Wednesday, April 04, 2007

Dipylon Vase

Designers of these pots would feel them with their hands, measure them carefully at every elevation, caress their spacious curves with abstract ornamentation in meanders and keys so that the circular space acquires a kind of perpetual motion we perceive as our eyes travel up and down the keyhole shape and around and around each separate band.
The pots themselves, made about the same time Homer was making his epics, are gigantic, but their decorative elements are quite small, setting up elaborate rhythms in both horizontal and vertical dimensions over the entire surface. Patterns of light and dark express the shape of the vessel in subtle articulations, and their determined geometry of horizontals and verticals sets up a splendid contrast with the curvilinear contours of the body.
Here are the parts, which you can find for yourself:

Offset lip

Cylindrical neck

Sweeping shoulder

Broad belly

Tapering foot

You will have noticed that each of these parts is named for a part of the body. The vase is around 5 feet tall or so, and can be compared to freestanding sculpture.

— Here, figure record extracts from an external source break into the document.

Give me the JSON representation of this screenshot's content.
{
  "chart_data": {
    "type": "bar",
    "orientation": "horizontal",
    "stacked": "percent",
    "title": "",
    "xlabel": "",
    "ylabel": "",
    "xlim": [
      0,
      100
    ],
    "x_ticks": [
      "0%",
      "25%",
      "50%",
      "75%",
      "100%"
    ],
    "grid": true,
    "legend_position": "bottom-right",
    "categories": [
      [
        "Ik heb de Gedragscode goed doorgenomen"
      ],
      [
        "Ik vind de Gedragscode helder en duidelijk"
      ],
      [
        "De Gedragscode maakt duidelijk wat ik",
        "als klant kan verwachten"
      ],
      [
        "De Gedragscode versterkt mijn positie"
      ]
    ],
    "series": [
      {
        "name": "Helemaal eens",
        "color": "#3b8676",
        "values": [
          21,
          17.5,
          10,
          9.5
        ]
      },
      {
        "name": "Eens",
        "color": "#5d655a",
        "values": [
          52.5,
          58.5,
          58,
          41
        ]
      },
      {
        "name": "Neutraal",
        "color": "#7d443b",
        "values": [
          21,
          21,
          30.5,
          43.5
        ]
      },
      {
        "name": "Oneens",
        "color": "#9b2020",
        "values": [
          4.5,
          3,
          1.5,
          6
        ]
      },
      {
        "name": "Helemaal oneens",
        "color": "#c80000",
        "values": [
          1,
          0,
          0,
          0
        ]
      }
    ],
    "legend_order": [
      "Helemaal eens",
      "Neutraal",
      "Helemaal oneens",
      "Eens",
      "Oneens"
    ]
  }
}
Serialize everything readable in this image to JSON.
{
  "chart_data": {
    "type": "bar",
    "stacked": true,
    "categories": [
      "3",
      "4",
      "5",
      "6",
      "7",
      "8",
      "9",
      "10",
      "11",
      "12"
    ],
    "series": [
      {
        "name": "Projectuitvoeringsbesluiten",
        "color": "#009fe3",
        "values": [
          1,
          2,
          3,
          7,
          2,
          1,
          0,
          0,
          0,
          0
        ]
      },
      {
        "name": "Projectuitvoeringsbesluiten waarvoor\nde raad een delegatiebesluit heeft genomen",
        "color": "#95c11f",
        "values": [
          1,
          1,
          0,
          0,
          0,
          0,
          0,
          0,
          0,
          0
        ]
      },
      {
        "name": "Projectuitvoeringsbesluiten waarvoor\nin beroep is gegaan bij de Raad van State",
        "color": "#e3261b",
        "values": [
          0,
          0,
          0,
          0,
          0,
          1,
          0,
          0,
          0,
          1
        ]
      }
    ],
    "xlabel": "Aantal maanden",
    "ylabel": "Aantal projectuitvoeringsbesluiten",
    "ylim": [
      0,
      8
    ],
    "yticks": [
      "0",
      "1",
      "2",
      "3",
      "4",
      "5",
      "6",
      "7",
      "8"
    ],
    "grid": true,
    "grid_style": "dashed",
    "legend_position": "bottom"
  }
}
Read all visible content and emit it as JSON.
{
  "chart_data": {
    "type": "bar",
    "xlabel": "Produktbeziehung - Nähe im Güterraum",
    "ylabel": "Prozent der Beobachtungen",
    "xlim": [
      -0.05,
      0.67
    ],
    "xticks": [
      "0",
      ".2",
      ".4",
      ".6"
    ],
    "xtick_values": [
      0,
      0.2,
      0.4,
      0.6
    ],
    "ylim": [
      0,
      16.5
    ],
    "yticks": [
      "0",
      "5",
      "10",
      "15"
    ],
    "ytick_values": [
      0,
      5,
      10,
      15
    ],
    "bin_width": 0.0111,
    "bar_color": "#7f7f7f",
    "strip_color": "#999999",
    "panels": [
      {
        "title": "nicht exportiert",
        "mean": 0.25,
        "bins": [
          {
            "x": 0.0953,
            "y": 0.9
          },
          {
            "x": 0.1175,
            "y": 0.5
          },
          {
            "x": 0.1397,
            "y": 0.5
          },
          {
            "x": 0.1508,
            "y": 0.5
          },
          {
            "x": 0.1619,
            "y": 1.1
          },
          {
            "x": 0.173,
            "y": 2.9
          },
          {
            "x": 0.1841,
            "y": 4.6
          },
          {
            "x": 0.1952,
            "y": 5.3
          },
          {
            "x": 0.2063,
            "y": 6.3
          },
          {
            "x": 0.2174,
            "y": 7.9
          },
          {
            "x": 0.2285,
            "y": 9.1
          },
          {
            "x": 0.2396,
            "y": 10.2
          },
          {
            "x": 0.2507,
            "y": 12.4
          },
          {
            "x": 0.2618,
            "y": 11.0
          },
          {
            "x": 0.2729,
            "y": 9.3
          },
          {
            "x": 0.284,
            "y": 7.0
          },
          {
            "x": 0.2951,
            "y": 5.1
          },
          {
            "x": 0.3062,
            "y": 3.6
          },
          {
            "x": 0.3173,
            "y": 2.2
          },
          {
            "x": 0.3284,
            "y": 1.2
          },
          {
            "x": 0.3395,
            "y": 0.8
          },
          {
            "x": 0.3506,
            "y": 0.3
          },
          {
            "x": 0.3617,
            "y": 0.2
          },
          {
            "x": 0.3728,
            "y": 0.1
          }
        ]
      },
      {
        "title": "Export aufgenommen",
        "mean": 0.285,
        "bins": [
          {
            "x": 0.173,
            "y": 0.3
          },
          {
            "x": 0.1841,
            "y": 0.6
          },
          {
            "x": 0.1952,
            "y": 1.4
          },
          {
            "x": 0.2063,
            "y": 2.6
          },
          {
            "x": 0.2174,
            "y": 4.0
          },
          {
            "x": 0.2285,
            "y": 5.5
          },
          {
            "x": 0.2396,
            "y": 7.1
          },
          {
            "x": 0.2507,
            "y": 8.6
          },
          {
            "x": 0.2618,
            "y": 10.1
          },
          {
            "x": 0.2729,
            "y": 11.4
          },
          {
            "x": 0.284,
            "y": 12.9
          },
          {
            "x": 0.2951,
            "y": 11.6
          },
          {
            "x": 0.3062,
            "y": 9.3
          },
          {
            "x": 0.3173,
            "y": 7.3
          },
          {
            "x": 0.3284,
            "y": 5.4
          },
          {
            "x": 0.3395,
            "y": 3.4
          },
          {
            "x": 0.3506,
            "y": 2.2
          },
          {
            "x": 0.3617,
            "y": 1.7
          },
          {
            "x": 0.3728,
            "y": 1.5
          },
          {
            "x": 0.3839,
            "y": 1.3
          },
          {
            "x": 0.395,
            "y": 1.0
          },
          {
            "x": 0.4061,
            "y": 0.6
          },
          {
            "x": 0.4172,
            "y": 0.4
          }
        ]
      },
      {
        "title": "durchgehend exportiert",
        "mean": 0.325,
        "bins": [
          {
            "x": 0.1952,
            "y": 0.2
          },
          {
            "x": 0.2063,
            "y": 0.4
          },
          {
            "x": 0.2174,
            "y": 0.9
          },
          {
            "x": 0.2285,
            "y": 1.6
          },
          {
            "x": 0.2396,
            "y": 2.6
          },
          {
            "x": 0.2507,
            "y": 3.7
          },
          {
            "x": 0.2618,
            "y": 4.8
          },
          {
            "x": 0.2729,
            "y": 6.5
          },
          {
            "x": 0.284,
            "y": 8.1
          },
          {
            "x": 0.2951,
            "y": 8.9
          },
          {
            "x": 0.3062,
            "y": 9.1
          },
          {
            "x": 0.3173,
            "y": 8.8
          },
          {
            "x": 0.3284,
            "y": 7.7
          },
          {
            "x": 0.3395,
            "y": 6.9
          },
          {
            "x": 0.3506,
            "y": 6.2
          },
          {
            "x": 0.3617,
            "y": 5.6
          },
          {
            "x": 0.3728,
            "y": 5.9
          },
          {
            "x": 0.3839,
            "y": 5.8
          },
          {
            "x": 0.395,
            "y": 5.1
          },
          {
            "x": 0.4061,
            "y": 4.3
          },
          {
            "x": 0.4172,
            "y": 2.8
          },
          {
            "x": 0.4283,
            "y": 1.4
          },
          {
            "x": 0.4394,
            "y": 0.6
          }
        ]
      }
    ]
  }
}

Through this vessel - many believe, on account of the holes broken into their base- oils and libations would flow, eventually to the body beneath. That is, they are funeral markers, not tombs; bodies were not stored within. Instead, if this interpretation is correct, the vase acts as a kind of conduit between our world of the living and the world of the dead. Other scholars believe that the holes found in the bottom of vases like these were simply used to keep the grave markers from toppling down. I prefer the notion of mourners pouring libations through the vessel to their lost loved one, maintaining some sort of reassurance.